Svarstyn è uno dei monicker storici del black metal svedese, avendo mosso i suoi primi passi quasi in contemporanea con le più ben note e famigerate band norvegesi.
Ornias, ormai divenuto da oltre un decennio a tutti gli effetti l’unico detentore del marchio, prosegue imperterrito la sua opera di distruzione come se il tempo non fosse mai trascorso e, nella nazione confinante, le “stavkirke” continuassero allegramente ad ardere.
Tutto questo porta inevitabilmente a considerare In Death, nono full length degli Svartsyn, il classico lavoro capace di dividere gli ascoltatori a seconda della loro appartenenza alla categoria di chi vede il bicchiere mezzo pieno piuttosto che mezzo vuoto.

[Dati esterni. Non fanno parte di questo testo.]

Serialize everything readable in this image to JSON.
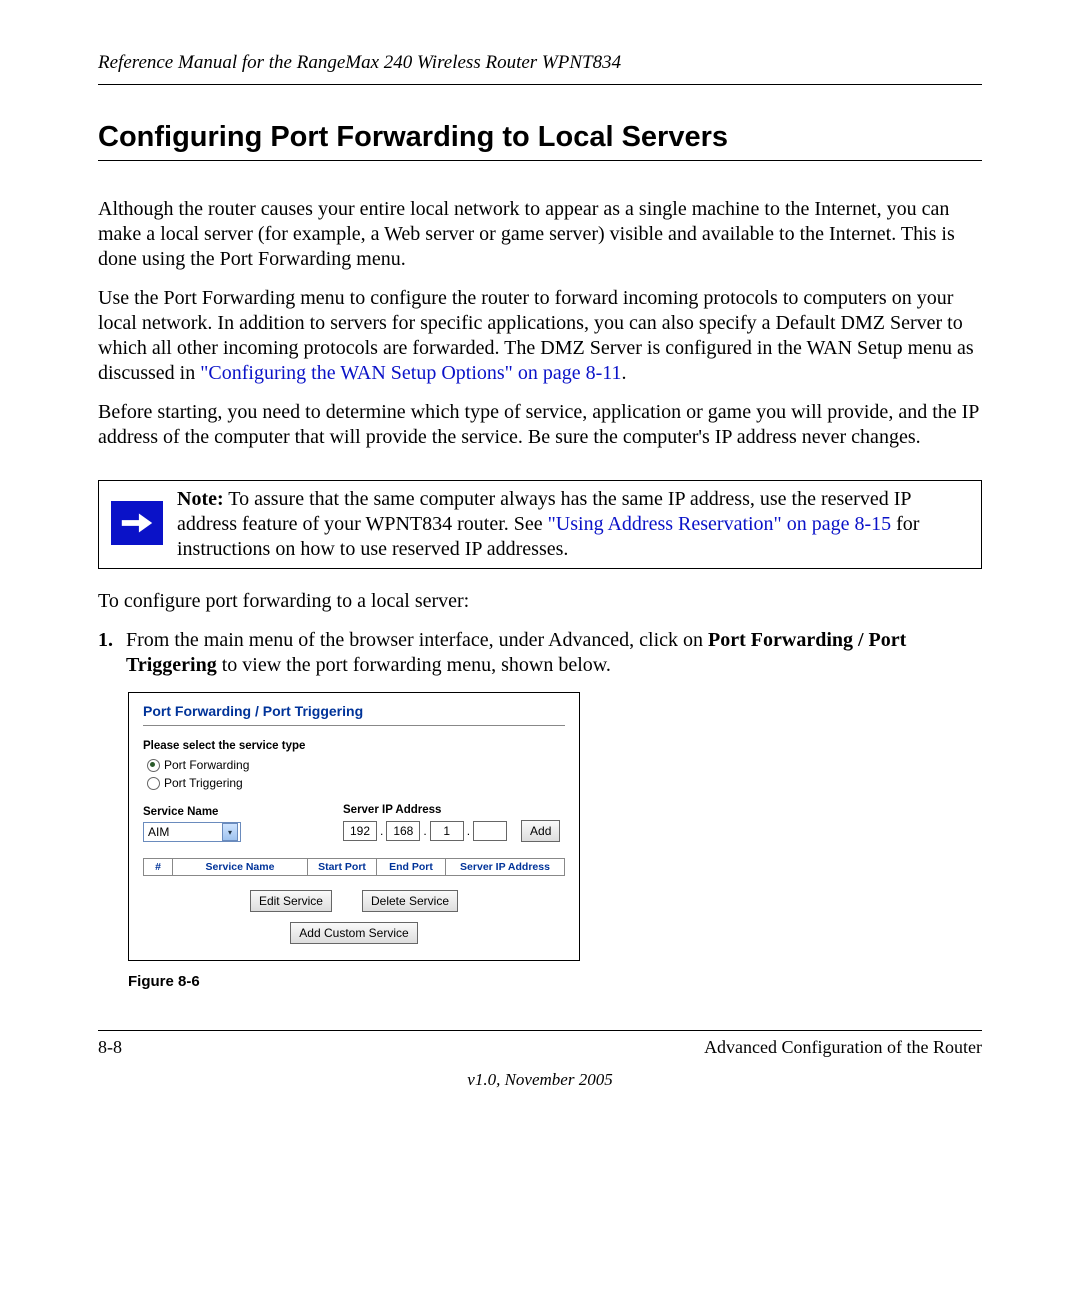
{
  "header": {
    "doc_title": "Reference Manual for the RangeMax 240 Wireless Router WPNT834"
  },
  "section": {
    "title": "Configuring Port Forwarding to Local Servers"
  },
  "para1": "Although the router causes your entire local network to appear as a single machine to the Internet, you can make a local server (for example, a Web server or game server) visible and available to the Internet. This is done using the Port Forwarding menu.",
  "para2a": "Use the Port Forwarding menu to configure the router to forward incoming protocols to computers on your local network. In addition to servers for specific applications, you can also specify a Default DMZ Server to which all other incoming protocols are forwarded. The DMZ Server is configured in the WAN Setup menu as discussed in ",
  "para2_link": "\"Configuring the WAN Setup Options\" on page 8-11",
  "para2b": ".",
  "para3": "Before starting, you need to determine which type of service, application or game you will provide, and the IP address of the computer that will provide the service. Be sure the computer's IP address never changes.",
  "note": {
    "label": "Note:",
    "text_a": " To assure that the same computer always has the same IP address, use the reserved IP address feature of your WPNT834 router. See ",
    "link": "\"Using Address Reservation\" on page 8-15",
    "text_b": " for instructions on how to use reserved IP addresses."
  },
  "lead_in": "To configure port forwarding to a local server:",
  "step1_num": "1.",
  "step1_a": "From the main menu of the browser interface, under Advanced, click on ",
  "step1_bold": "Port Forwarding / Port Triggering",
  "step1_b": " to view the port forwarding menu, shown below.",
  "ui": {
    "title": "Port Forwarding / Port Triggering",
    "select_label": "Please select the service type",
    "radio1": "Port Forwarding",
    "radio2": "Port Triggering",
    "svc_name_label": "Service Name",
    "svc_name_value": "AIM",
    "ip_label": "Server IP Address",
    "ip": {
      "o1": "192",
      "o2": "168",
      "o3": "1",
      "o4": ""
    },
    "add_btn": "Add",
    "table": {
      "h1": "#",
      "h2": "Service Name",
      "h3": "Start Port",
      "h4": "End Port",
      "h5": "Server IP Address"
    },
    "edit_btn": "Edit Service",
    "delete_btn": "Delete Service",
    "custom_btn": "Add Custom Service"
  },
  "figure_caption": "Figure 8-6",
  "footer": {
    "page": "8-8",
    "chapter": "Advanced Configuration of the Router",
    "version": "v1.0, November 2005"
  }
}
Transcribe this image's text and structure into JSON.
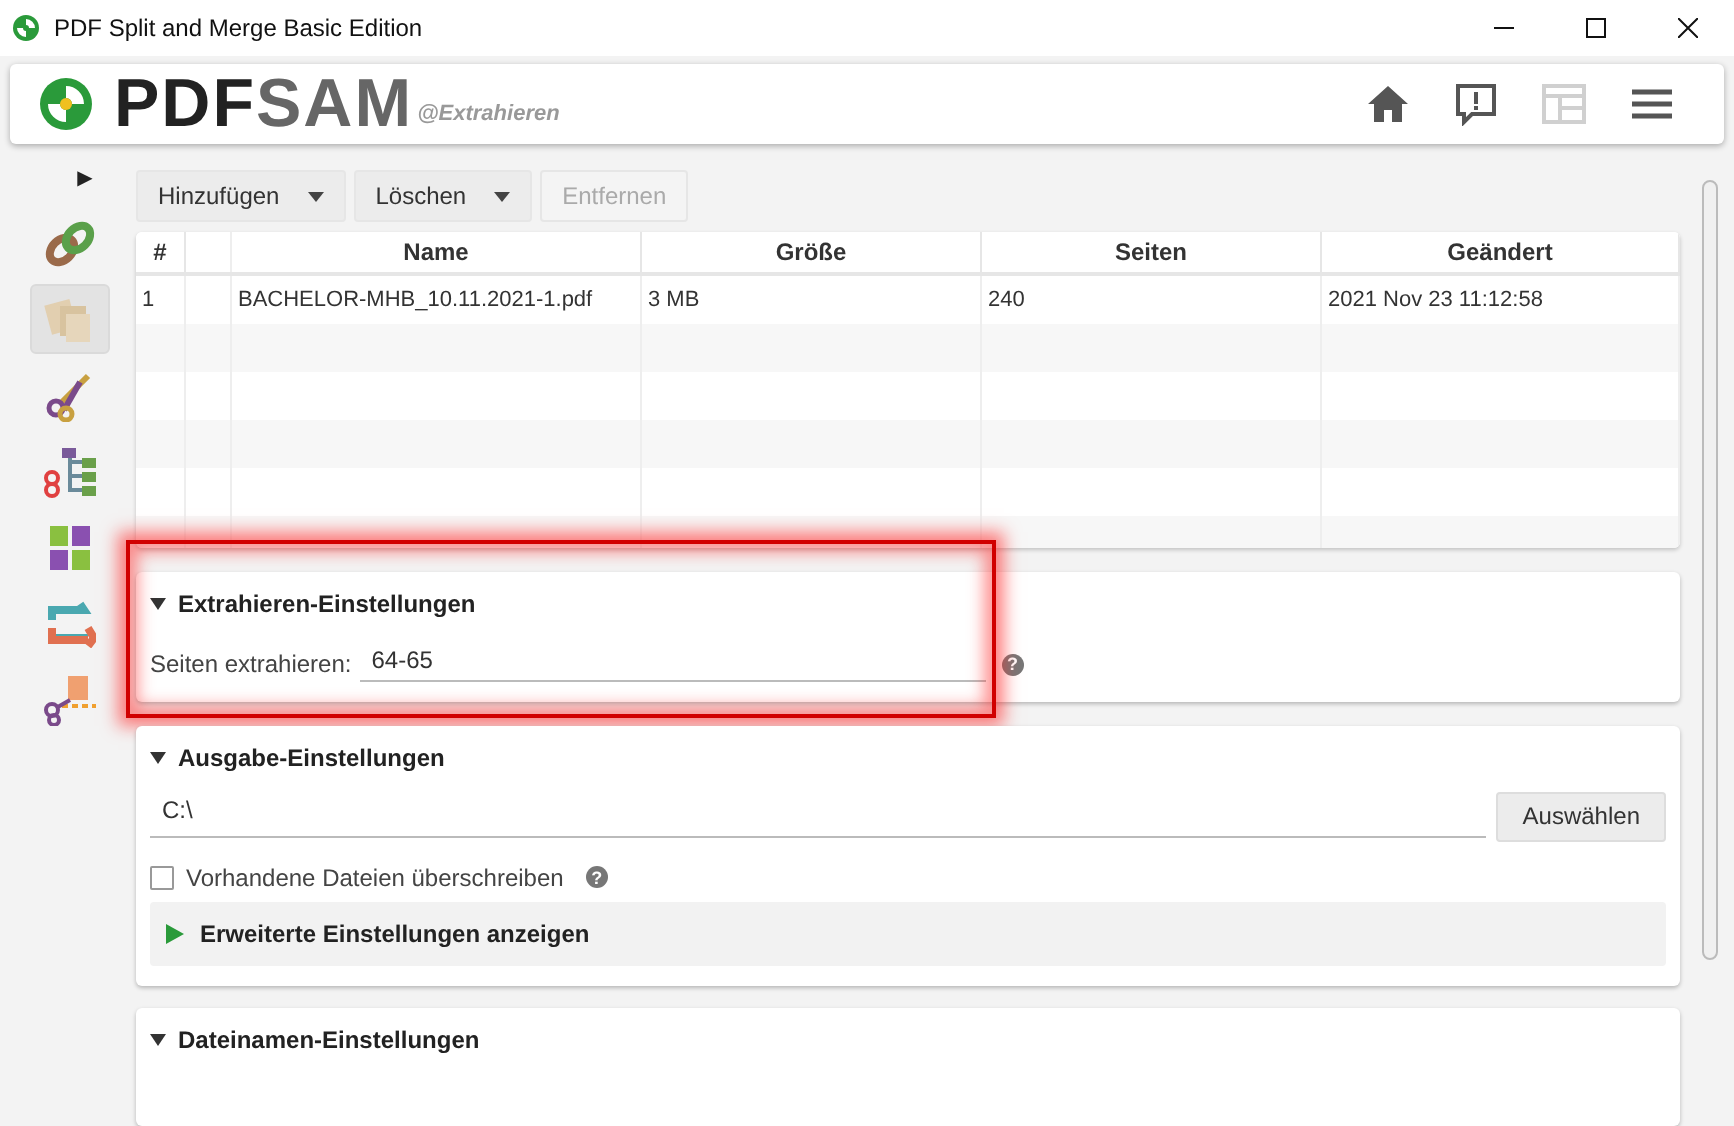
{
  "window": {
    "title": "PDF Split and Merge Basic Edition"
  },
  "header": {
    "logo_dark": "PDF",
    "logo_light": "SAM",
    "subtitle": "@Extrahieren",
    "icons": [
      {
        "kind": "home",
        "disabled": false
      },
      {
        "kind": "feedback",
        "disabled": false
      },
      {
        "kind": "layout",
        "disabled": true
      },
      {
        "kind": "menu",
        "disabled": false
      }
    ]
  },
  "sidebar": {
    "expand": "▶",
    "tools": [
      {
        "kind": "merge",
        "selected": false
      },
      {
        "kind": "extract",
        "selected": true
      },
      {
        "kind": "split",
        "selected": false
      },
      {
        "kind": "splitbookmarks",
        "selected": false
      },
      {
        "kind": "mix",
        "selected": false
      },
      {
        "kind": "rotate",
        "selected": false
      },
      {
        "kind": "splitsize",
        "selected": false
      }
    ]
  },
  "toolbar": [
    {
      "label": "Hinzufügen",
      "dropdown": true,
      "disabled": false
    },
    {
      "label": "Löschen",
      "dropdown": true,
      "disabled": false
    },
    {
      "label": "Entfernen",
      "dropdown": false,
      "disabled": true
    }
  ],
  "table": {
    "columns": [
      "#",
      "",
      "Name",
      "Größe",
      "Seiten",
      "Geändert"
    ],
    "rows": [
      [
        "1",
        "",
        "BACHELOR-MHB_10.11.2021-1.pdf",
        "3 MB",
        "240",
        "2021 Nov 23 11:12:58"
      ]
    ]
  },
  "extract": {
    "title": "Extrahieren-Einstellungen",
    "expanded": true,
    "label": "Seiten extrahieren:",
    "value": "64-65",
    "help": "?"
  },
  "output": {
    "title": "Ausgabe-Einstellungen",
    "expanded": true,
    "path": "C:\\",
    "button": "Auswählen",
    "overwrite": {
      "label": "Vorhandene Dateien überschreiben",
      "checked": false,
      "help": "?"
    },
    "advanced": {
      "label": "Erweiterte Einstellungen anzeigen",
      "expanded": false
    }
  },
  "filenames": {
    "title": "Dateinamen-Einstellungen",
    "expanded": true
  }
}
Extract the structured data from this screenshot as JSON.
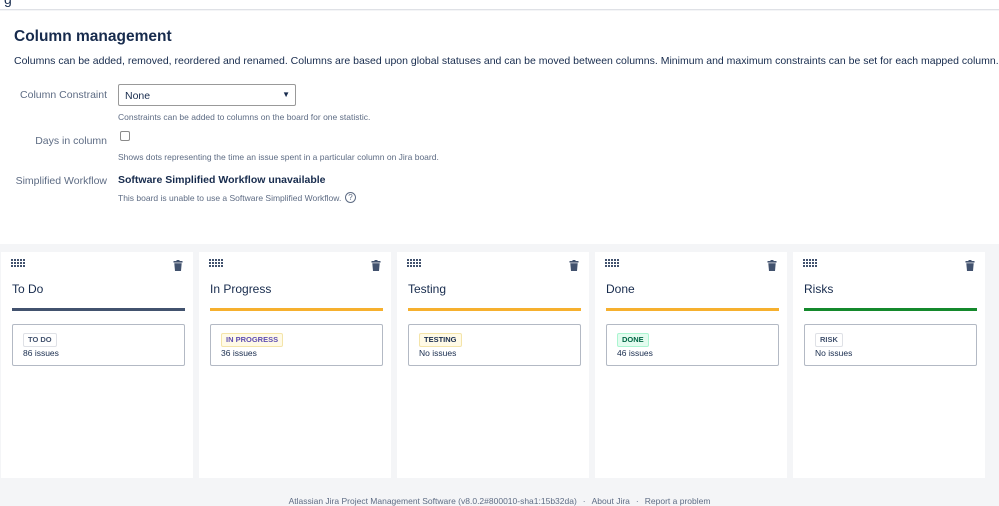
{
  "settings": {
    "title": "Column management",
    "description": "Columns can be added, removed, reordered and renamed. Columns are based upon global statuses and can be moved between columns. Minimum and maximum constraints can be set for each mapped column.",
    "constraint_label": "Column Constraint",
    "constraint_value": "None",
    "constraint_help": "Constraints can be added to columns on the board for one statistic.",
    "days_label": "Days in column",
    "days_checked": false,
    "days_help": "Shows dots representing the time an issue spent in a particular column on Jira board.",
    "workflow_label": "Simplified Workflow",
    "workflow_value": "Software Simplified Workflow unavailable",
    "workflow_help": "This board is unable to use a Software Simplified Workflow."
  },
  "columns": [
    {
      "title": "To Do",
      "bar_color": "#42526e",
      "status": "TO DO",
      "status_bg": "#fff",
      "status_fg": "#42526e",
      "status_border": "#dfe1e6",
      "count": "86 issues"
    },
    {
      "title": "In Progress",
      "bar_color": "#f6b02e",
      "status": "IN PROGRESS",
      "status_bg": "#fffae6",
      "status_fg": "#5e4db2",
      "status_border": "#f4e4a9",
      "count": "36 issues"
    },
    {
      "title": "Testing",
      "bar_color": "#f6b02e",
      "status": "TESTING",
      "status_bg": "#fffae6",
      "status_fg": "#172b4d",
      "status_border": "#f4e4a9",
      "count": "No issues"
    },
    {
      "title": "Done",
      "bar_color": "#f6b02e",
      "status": "DONE",
      "status_bg": "#e3fcef",
      "status_fg": "#006644",
      "status_border": "#abf5d1",
      "count": "46 issues"
    },
    {
      "title": "Risks",
      "bar_color": "#14892c",
      "status": "RISK",
      "status_bg": "#fff",
      "status_fg": "#42526e",
      "status_border": "#dfe1e6",
      "count": "No issues"
    }
  ],
  "footer": {
    "product": "Atlassian Jira Project Management Software (v8.0.2#800010-sha1:15b32da)",
    "about": "About Jira",
    "report": "Report a problem"
  },
  "icons": {
    "grip": "drag-handle-icon",
    "trash": "trash-icon",
    "help": "question-circle-icon",
    "dropdown": "caret-down-icon"
  }
}
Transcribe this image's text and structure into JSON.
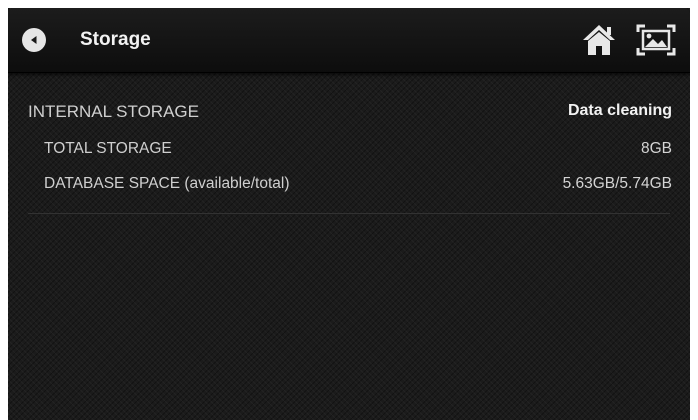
{
  "header": {
    "title": "Storage"
  },
  "icons": {
    "back": "back-arrow-icon",
    "home": "home-icon",
    "gallery": "image-gallery-icon"
  },
  "section": {
    "title": "INTERNAL STORAGE",
    "action_label": "Data cleaning",
    "rows": [
      {
        "label": "TOTAL STORAGE",
        "value": "8GB"
      },
      {
        "label": "DATABASE SPACE (available/total)",
        "value": "5.63GB/5.74GB"
      }
    ]
  },
  "colors": {
    "background": "#1b1b1b",
    "topbar": "#111111",
    "text_primary": "#f2f2f2",
    "text_secondary": "#cfcfcf"
  }
}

Infatti, sono certo che chi ama il black metal a prescindere non potrà che esaltare la coerenza e la competenza di Ornias nel maneggiare la materia, mentre chi lo ritiene un genere che ha ormai esaurito da tempo la propria spinta propulsiva potrà esibire In Death quale tangibile esempio di asfittica ripetitività.
Come sempre la verità sta nel mezzo, dove peraltro mi colloco io che, pur senza appartenere alla cerchia degli appassionati puri e crudi, ritengo che il black abbia tutt’oggi più d’una buona ragione d’essere: In Death è un album che non potrà non piacere a chi ha familiarità con questo tipo di sound, che fa del suo pervicace anacronismo punto di forza e debolezza allo stesso tempo.
Tre quarti d’ora di musica austera, incompromissoria e priva di sbocchi melodici è ciò che il buon Ornias ci offre, prendere o lasciare: ecco, rispetto ai primi lavori manca inevitabilmente quell’urgenza compositiva che si traduceva in una furia iconoclasta a tratti tangibile e che, qui, si fa rivedere sostanzialmente nel trittico finale dell’album, partito invece in maniera un po’ troppo trattenuta, se si fa eccezione per la notevole opener Seven Headed Snake.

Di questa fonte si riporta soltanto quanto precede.